The overall plan for conducting site-selective reactions on the arrays has proven to be general. The strategy has been used to site-selectively run acid and base catalyzed reactions, transition metal reactions using Pd(0), Pd(II), and Cu(I), and oxidation reactions using both Pd(II) and ceric ammonium nitrate. These reactions can be very useful. The use of a base on the arrays has allowed us to place peptide substrates proximal to the microelectrodes using Michael reaction chemistry.

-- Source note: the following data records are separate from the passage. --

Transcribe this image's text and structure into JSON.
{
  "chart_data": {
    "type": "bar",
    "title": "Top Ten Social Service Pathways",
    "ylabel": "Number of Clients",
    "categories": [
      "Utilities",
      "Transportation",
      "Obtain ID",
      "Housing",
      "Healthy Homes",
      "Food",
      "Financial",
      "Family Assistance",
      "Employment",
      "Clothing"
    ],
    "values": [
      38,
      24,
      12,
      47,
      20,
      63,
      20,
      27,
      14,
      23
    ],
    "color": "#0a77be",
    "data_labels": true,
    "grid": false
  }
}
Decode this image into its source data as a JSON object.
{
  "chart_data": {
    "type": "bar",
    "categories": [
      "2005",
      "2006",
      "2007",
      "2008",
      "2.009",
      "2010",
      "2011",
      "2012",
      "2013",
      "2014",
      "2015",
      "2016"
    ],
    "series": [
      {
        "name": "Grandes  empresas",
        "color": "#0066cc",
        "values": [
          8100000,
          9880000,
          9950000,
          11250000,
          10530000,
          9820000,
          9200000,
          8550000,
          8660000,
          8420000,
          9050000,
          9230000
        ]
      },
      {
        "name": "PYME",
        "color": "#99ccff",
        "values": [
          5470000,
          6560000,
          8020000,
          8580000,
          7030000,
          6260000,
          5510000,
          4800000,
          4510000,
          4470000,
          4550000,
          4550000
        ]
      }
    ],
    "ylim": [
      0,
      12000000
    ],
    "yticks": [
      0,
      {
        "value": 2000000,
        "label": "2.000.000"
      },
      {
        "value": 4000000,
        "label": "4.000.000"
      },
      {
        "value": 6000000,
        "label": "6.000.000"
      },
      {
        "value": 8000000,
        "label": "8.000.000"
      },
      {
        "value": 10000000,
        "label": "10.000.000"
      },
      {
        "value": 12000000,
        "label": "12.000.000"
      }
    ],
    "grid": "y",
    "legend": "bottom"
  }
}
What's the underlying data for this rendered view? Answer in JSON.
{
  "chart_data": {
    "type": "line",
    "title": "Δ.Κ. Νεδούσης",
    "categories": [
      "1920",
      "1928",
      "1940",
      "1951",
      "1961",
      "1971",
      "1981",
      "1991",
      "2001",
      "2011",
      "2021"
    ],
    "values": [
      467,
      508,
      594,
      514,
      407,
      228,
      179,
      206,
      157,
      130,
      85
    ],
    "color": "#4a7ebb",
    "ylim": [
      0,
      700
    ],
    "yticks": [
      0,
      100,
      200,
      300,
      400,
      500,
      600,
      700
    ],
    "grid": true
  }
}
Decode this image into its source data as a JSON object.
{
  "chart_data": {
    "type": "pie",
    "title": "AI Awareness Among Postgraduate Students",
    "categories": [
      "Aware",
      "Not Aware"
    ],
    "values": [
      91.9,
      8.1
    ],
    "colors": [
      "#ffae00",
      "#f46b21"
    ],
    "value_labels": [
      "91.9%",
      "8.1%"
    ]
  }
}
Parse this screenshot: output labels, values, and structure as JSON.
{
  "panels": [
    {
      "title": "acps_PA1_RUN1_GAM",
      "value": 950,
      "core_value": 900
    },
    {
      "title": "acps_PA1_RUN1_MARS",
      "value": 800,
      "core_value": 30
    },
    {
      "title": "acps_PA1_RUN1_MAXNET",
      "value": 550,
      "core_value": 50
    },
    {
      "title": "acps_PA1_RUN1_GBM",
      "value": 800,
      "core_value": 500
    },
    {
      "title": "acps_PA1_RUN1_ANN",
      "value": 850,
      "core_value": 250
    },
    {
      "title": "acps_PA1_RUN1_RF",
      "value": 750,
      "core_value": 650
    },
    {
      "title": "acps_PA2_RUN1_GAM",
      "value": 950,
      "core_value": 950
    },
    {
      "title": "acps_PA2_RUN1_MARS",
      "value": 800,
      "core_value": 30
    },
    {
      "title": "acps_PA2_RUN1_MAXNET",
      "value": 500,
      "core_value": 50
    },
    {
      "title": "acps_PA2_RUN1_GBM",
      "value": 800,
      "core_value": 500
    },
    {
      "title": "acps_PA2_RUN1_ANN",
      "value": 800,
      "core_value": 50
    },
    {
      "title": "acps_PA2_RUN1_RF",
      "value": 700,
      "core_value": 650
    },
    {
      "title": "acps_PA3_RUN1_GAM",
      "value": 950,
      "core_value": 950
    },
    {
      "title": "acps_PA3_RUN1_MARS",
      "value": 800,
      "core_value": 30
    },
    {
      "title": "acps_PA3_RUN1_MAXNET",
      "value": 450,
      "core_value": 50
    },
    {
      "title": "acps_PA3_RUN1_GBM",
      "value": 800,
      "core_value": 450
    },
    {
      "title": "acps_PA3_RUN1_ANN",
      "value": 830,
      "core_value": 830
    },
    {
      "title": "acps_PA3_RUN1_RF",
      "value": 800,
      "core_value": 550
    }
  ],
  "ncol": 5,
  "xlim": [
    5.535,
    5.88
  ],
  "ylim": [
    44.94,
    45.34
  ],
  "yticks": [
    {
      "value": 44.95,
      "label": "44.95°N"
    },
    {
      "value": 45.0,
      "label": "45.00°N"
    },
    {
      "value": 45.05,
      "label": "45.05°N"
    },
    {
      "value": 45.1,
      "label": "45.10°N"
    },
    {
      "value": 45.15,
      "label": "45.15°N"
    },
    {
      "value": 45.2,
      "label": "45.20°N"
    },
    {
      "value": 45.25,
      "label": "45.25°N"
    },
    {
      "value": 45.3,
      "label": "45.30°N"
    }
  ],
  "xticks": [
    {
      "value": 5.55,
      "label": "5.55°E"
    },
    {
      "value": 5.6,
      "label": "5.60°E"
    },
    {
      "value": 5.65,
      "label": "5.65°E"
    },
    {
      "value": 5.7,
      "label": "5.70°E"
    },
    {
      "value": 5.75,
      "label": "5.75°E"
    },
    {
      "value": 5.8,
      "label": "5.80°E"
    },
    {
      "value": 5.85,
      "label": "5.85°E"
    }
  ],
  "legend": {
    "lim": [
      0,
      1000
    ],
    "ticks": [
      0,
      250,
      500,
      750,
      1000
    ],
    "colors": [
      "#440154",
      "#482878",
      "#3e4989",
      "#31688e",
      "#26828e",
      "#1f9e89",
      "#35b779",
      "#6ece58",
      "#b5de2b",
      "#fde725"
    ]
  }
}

The ability to place peptides on the arrays allows us to explore the electrochemical impedance approach to monitoring binding events as outlined in Figure 1. For example, consider the study highlighted in Figure 2. In this experiment, two RGD peptides were placed onto a microelectrode array having 12,544 microelectrodes cm^-2 (a 12K-array). Both peptides were located proximal to a block of ten microelectrodes. The first peptide (sequence = KGGRGDSPC) is known to bind tightly to the integrin receptor aIIbßIII (GPIIb/IIIa). The second peptide (sequence = KGGRADSPC) is known to bind weakly to the integrin receptor. The microelectrode array was then inserted into a solution containing potassium ferricyanide and a Pt-counter electrode. A cyclic voltammogram was run using the microelectrodes located next to both the tight binding peptide (the CV on the left) and the weak binding peptide (the CV on the right) giving rise to the red line in both cases. This line represents the background current associated with ferricyanide in the absence of the receptor. The integrin receptor was then added to the solution and the CV experiments repeated giving rise to the blue line in both cases. Clearly, a difference in binding was observed with the current measured at the microelectrodes proximal to the tight binding peptide dropping off significantly more than the current measured at the microelectrodes proximal to the weak                                                                                                                                                 binding peptide.